Overseeing a staff of 50, Reese recalled that he developed the concept of creating an urban village while working on designs for the Woodbridge, Turtle Rock, University Park, Tustin Meadows and Harbor View communities.
“It’s really where the concept of villages got its start in my mind,” he told the Oral History Center. “Villages that have open space and gathering places.”
After 15 years, he started working for Rancho Mission Viejo, another large landholder that at one time owned all of Camp Pendleton and much of south Orange County.
Reese said he was working on a master plan for the entire ranch, but increasingly began focusing on the new concept of building a new master-planned community. The goal was to get government approvals, and then sell the land to a developer.
Then, a recession hit, and Moiso said: “We can either hang it up and wait ’til the end of the recession, or we can go ahead and start working on it ourselves.”
A deep thinker with technical skills, Reese used the wonky term, “lifestyle enhancement opportunity” to describe what he hoped to create.
Early advertisements put it more simply, calling Rancho Santa Margarita “a town designed for life.”
Four main areas emerged from Reese’s early blueprints: the East Lake Village, the Golf Course Village, the Hillside Village and the Town Center.
A central park and stage are at the heart of the community, but all of the facilities would work as gathering centers. Schools, shopping centers, the library, plazas and community rooms were designed to work as meeting places. A linear system of trails and parkways linked them all together.
“Richard designed our great city to be a small city with the soul of a village, and he succeeded,” councilmember Tony Beall said in a Facebook post.
The lake at the north end of town was inspired by Reese’s favorite painting: “A Sunday Afternoon on the Island of La Grande Jatte” by Georges Seurat. The painting depicts crowds gathered on the bank of Paris’ River Seine on a sunny Sunday.

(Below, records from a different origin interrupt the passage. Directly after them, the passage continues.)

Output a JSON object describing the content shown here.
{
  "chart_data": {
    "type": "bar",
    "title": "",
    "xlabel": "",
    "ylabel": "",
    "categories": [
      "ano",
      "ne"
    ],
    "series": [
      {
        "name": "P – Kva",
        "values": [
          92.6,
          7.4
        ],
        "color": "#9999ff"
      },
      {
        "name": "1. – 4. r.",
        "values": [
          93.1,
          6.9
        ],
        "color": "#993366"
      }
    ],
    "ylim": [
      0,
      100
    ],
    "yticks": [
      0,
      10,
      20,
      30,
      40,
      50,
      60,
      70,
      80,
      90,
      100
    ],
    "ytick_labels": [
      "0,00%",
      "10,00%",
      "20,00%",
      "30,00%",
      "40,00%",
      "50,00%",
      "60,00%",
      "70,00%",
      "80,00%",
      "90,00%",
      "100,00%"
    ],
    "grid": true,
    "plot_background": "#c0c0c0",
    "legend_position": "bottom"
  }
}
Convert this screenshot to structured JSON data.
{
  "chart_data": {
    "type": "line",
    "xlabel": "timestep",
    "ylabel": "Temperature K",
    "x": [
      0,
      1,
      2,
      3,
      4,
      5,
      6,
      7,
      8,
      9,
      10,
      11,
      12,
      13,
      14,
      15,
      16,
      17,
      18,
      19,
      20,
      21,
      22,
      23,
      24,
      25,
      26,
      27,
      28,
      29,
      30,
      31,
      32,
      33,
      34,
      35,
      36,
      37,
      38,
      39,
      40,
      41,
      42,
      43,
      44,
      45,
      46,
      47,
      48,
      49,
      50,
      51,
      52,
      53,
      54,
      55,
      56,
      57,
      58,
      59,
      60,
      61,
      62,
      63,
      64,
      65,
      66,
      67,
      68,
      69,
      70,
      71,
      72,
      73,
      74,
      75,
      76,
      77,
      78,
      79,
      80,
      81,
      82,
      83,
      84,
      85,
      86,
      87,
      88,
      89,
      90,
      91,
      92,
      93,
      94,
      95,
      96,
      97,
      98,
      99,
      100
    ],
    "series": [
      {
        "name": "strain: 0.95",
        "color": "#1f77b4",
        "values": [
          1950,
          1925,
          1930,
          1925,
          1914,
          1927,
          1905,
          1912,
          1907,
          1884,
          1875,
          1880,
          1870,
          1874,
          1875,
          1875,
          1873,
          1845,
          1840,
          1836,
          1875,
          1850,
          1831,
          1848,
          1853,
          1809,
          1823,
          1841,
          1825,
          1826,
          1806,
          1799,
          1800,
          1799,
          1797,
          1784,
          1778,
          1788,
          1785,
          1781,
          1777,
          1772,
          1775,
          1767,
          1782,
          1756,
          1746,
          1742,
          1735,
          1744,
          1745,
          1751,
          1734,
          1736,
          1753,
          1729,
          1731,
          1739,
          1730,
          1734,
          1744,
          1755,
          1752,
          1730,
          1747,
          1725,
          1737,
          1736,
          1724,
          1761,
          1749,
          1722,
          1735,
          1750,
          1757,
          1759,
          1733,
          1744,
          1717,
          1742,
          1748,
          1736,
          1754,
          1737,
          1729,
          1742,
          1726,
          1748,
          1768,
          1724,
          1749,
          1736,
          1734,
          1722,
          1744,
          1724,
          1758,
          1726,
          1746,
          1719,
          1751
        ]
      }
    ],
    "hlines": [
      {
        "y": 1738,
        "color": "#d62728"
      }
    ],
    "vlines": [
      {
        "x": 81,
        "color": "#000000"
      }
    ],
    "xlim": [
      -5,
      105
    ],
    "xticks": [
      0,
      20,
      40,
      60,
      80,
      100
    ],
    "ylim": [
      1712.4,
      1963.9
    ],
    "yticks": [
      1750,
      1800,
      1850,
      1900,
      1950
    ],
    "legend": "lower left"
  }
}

Rancho Santa Margarita’s Grande Jatte turned out to be Reese’s favorite spot, and he referred to his favorite lakeside bench as “serenity circle,” Hudson, his widow, recalled.
Reese and Hudson made friends from 30 countries during their walks around the lake.
This week, Hudson left a bouquet of flowers and a sign on the bench. Residents began leaving Post-It Notes on the bench sharing their thoughts.
“One of the joys I get walking around the lake is hearing all of the different languages that people are speaking, both walking and on the patios of the housing next to the lake,” Reese told the Oral History Center. “Every time I hear that, I feel successful, that somehow it happened. I think it happened because you create a place called community.”
The family plans to hold a private memorial for Reese on Saturday.
He is survived by Hudson; his son and daughter-in-law John and Kathy; and his daughter, Julianne.